Rotary UAVs can carry heavier payloads and a number of other sensors have been developed for these platforms. LiDAR sensors can be used for mapping but the UAV must also carry high quality position, heading and tilt sensors. The sensor records the first object that the LliDAR hits on its path –maybe the top of vegetation, as well as other objects on the path. The last ‘return’ reflection of the LiDAR could be the ground. For this reason, LiDAR is a much more effective data source than photogrammetry for producing DTMs. Riegl have a bathymetric LiDAR system for their large UAV. This has potential for surveying river channels (provided the water is clearenough). There are also infrared, thermal and multispectral cameras available for mounting on rotary UAVs.

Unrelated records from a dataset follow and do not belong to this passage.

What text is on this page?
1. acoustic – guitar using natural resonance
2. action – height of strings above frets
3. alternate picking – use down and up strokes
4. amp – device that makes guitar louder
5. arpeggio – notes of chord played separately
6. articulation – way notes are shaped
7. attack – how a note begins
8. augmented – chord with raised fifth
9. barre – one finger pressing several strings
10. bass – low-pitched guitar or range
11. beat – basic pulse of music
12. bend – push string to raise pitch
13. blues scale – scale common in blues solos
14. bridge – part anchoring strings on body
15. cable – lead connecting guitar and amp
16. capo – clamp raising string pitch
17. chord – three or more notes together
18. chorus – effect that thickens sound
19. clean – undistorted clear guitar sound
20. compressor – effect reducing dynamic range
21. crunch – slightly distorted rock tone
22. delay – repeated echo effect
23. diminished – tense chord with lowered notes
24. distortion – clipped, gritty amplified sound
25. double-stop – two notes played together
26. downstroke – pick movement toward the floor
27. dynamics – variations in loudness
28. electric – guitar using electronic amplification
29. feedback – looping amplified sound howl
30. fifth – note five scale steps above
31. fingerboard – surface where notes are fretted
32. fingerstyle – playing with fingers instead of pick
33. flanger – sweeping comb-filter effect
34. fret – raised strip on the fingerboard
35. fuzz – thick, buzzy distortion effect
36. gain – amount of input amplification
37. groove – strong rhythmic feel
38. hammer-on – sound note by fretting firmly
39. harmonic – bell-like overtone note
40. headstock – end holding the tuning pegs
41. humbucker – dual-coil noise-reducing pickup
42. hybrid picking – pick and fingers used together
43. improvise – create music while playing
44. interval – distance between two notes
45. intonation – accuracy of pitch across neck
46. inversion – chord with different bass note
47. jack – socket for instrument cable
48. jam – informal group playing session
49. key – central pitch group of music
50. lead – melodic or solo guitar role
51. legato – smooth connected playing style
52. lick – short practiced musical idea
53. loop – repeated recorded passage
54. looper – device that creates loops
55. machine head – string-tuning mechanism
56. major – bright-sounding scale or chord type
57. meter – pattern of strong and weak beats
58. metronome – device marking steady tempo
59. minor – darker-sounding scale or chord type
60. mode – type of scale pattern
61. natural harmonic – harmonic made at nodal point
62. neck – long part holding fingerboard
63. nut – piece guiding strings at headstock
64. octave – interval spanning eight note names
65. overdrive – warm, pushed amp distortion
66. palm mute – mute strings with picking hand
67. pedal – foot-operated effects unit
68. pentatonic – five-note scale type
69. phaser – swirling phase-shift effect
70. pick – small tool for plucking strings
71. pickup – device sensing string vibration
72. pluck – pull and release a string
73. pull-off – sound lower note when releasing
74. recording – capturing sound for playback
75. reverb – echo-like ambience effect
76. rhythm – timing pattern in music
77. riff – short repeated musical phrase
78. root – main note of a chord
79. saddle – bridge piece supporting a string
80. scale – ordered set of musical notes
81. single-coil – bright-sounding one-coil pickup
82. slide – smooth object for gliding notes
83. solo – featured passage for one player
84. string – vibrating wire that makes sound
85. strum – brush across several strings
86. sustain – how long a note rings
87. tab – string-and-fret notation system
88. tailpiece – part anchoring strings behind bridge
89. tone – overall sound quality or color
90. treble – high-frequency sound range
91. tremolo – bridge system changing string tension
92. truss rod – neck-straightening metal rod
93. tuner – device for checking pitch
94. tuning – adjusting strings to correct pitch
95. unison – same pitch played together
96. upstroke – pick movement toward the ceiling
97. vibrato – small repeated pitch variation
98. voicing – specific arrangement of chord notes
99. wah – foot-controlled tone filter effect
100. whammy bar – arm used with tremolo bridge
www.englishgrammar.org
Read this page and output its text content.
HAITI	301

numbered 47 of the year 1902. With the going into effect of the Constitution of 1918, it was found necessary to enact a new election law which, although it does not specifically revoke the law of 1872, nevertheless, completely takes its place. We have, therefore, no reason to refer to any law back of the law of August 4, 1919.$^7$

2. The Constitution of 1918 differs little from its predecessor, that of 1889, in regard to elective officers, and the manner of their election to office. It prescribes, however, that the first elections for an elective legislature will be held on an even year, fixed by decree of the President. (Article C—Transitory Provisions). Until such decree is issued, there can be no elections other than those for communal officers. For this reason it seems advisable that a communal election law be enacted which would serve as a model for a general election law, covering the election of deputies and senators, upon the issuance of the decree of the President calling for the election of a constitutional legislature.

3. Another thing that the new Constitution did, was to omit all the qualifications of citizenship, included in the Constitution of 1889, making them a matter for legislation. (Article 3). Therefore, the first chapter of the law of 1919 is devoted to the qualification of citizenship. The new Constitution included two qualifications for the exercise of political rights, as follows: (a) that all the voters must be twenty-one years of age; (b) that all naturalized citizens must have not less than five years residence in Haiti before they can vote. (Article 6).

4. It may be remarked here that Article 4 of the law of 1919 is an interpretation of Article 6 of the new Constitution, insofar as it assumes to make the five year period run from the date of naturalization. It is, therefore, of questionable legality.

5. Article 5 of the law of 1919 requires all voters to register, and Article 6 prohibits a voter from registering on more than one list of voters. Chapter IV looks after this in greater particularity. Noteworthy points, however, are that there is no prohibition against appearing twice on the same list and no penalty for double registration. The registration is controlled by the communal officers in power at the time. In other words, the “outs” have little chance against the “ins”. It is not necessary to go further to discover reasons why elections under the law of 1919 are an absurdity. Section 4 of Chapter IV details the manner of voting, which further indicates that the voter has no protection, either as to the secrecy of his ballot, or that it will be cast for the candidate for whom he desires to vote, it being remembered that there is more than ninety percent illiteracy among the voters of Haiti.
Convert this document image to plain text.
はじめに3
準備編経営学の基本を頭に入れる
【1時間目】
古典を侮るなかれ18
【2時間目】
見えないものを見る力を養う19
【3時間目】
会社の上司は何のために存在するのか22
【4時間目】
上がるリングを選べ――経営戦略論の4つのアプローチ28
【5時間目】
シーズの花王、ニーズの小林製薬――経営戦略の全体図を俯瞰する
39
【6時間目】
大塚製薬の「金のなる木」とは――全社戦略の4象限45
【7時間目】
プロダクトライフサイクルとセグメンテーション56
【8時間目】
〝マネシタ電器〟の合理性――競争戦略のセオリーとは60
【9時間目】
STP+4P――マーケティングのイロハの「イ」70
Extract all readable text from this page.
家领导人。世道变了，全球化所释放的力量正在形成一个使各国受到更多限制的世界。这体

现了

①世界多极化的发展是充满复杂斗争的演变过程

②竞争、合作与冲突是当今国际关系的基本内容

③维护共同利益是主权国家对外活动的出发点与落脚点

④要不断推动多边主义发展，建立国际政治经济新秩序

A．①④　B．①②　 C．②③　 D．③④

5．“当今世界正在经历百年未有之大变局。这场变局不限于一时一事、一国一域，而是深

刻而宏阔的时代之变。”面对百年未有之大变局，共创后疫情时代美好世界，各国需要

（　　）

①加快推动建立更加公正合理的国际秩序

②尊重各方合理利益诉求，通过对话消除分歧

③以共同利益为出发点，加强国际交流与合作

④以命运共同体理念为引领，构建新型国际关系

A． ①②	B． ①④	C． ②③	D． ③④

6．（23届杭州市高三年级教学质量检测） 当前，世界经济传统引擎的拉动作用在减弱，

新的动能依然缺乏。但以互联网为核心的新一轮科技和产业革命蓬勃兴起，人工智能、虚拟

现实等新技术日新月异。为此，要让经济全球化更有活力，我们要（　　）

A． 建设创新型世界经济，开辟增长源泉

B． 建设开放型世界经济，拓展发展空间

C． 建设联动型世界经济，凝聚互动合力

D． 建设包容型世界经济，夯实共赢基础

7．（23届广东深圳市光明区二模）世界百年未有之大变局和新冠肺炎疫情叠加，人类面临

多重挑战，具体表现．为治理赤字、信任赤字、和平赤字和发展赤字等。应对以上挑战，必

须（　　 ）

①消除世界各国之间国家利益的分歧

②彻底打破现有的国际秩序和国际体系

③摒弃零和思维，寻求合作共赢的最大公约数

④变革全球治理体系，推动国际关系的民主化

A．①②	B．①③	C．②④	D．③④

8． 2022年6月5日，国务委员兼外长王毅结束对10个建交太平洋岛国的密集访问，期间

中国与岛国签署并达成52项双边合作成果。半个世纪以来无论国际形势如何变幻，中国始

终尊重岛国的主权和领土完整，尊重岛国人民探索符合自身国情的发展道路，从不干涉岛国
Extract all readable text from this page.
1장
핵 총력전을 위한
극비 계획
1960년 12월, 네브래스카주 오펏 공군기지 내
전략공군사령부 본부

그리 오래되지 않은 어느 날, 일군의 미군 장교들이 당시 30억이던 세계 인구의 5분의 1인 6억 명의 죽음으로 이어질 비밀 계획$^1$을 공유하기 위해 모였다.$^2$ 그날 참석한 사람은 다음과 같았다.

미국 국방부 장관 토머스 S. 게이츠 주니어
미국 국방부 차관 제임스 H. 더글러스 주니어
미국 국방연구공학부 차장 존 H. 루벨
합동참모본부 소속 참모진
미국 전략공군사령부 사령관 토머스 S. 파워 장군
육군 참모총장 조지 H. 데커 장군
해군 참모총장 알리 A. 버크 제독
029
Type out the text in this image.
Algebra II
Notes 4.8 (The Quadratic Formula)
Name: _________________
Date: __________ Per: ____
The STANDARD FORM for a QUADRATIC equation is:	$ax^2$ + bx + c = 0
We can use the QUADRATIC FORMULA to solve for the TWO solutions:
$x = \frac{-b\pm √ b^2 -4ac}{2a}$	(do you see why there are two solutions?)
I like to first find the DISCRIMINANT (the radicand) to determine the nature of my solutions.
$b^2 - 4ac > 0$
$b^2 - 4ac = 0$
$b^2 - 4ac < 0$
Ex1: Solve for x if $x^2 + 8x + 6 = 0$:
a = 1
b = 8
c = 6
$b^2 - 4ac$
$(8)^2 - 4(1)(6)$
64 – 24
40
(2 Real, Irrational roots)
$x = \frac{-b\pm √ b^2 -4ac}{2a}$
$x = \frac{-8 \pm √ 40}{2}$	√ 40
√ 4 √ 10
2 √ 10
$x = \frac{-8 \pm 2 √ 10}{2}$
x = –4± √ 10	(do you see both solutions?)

It may seem strange that survey companies have generally been cautious about embracing remote sensing from UAVs, but as indicated above, there is in fact a limited market and a high cost, in terms of training as well as capital equipment. The technology has been subject to some intense marketing and plenty of exaggerated claims. Some companies who have bought into the technology have then in turn sold hard wherever they see an opportunity. Whilst they are probably on solid ground when selling inspection services, there has been plenty of evidence of un professional selling when it comes to mapping. There are stories of inadequate ground control for photography; a meaningless 5m grid DTM of a sea wall revetment, which should have been modelled using a triangular mesh; riverbank surveys where the banks were covered with tall grass and many more.